それはすごく強みでもあるけど、同時に弱みにもなり得る。なぜかというと、声に特徴があるとキャラクターを演じるうえでノイズになることもあると思うんです。声がガッチリハマるキャラクターもいれば、ハマらないキャラクターも当然出てくる。
僕の声が活きるキャラと、そうじゃないキャラとで、かなりはっきり分かれると思っています。だからこそ、これは僕にとっての「強さ」であり、「弱さ」でもあるのかなと。
──さきほどの話とリンクするような感じですね。ハマるキャラをしっかり全うする。
市川:そうですね。若い頃は「なんでもやりたい」って思うじゃないですか。僕も新人の時って、なんでもできるようになりたいって思ってた。でもだんだんと、「自分を必要としてくれるキャラクター」の“らしさ”を120%、150%で表現する方向へシフトするようになってきました。ようやく、その気持ちの切り替えができるようになったというか。

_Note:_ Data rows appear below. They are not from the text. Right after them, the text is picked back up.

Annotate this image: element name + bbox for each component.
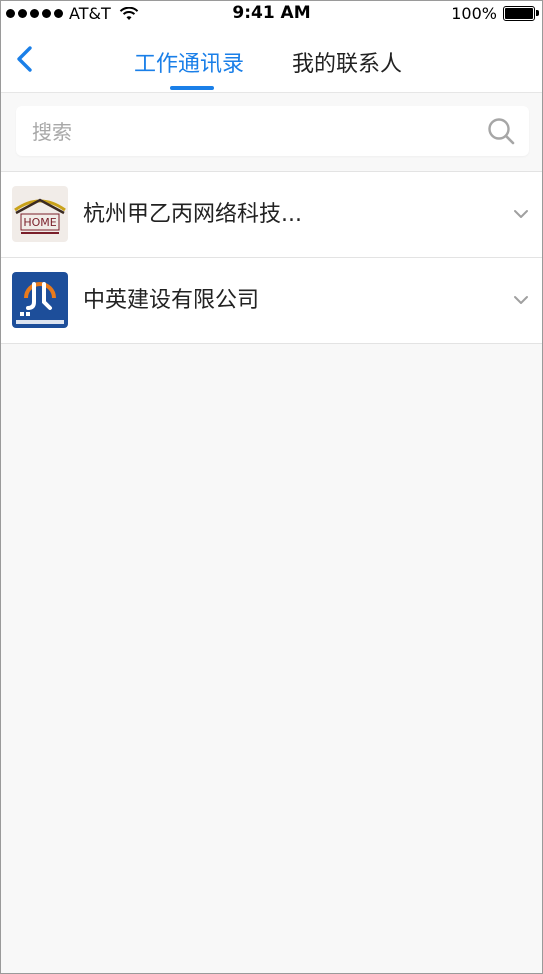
search-box: [16, 106, 529, 158]
chevron-down-icon[interactable]: [513, 294, 529, 306]
battery-icon: [503, 6, 539, 21]
status-right: 100%: [451, 4, 539, 23]
tab-my-contacts[interactable]: 我的联系人: [292, 46, 402, 78]
chevron-down-icon[interactable]: [513, 208, 529, 220]
company-list: HOME 杭州甲乙丙网络科技... 中英建设有限公司: [0, 171, 543, 344]
search-area: [0, 93, 543, 171]
company-row-zhongying[interactable]: 中英建设有限公司: [0, 258, 543, 344]
battery-percent: 100%: [451, 4, 497, 23]
tab-work-directory[interactable]: 工作通讯录: [134, 46, 244, 78]
nav-bar: 工作通讯录 我的联系人: [0, 26, 543, 93]
company-row-hangzhou[interactable]: HOME 杭州甲乙丙网络科技...: [0, 172, 543, 258]
battery-fill: [505, 8, 533, 19]
search-icon[interactable]: [487, 117, 515, 145]
status-bar: AT&T 9:41 AM 100%: [0, 0, 543, 26]
company-name: 中英建设有限公司: [83, 288, 260, 313]
shenglong-logo: [12, 272, 68, 328]
back-chevron-icon[interactable]: [12, 44, 38, 74]
search-input[interactable]: [30, 106, 474, 158]
svg-text:HOME: HOME: [23, 216, 56, 229]
company-name: 杭州甲乙丙网络科技...: [83, 202, 302, 227]
project-home-logo: HOME: [12, 186, 68, 242]
active-tab-indicator: [170, 86, 214, 90]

稲田:この年齢でその域に達しているのは素晴らしい。今、市川くんが言っていたように、「平均的に何でもできますよ」の方が一見、仕事はありそうだし、いろんなところに呼ばれるかもしれない。でも、「この人は突出して何が良いんだ?」ってなると……やっぱりパラメーターの値が極端な人のほうが、必要とされると思います。
メイン級のキャラで言えば、「ここだけはこの人が一番だな」っていう武器を持っている人の方が強いですよね。僕もそうなりたいなと思ってます。
俺は、巌鉄斎みたいな役が来たら絶対逃さないっすよ。「こういう役をやらせたら、やっぱり稲田徹だよな」というキャラクターを、今後も選んでいきたいですね。
市川:もう、まさにそのイメージがありますもんね。
稲田:そうなってくれてたら嬉しいですね。ただ強いだけじゃなくて、ちょっとダメなところがあったり、お茶目なところがあったり。そういう部分は掴んでいきたい。……ちょっと「強い・弱い」からは離れてますけど(笑)。
──いやいや、それがもう強さであってらしさですよ。
稲田:ありがとうございます。ストロングポイントみたいな、自分の売りの部分は常に尖らせておきたいし、そこは本当に誰にも負けたくない。で、弱みで言えば……ちゃんと年相応に、肩とか腰がね(笑)。
巌鉄斎みたいに「こんな肩いらねぇ!」とか言いたいけど、痛む肩と腰は大事にしてます。ちゃんと人間の弱さと向き合って、生きてますよ(笑)。
──ありがとうございました。まとめていただいて助かります(笑)。
稲田:ちょっとオチをつけちゃいました(笑)。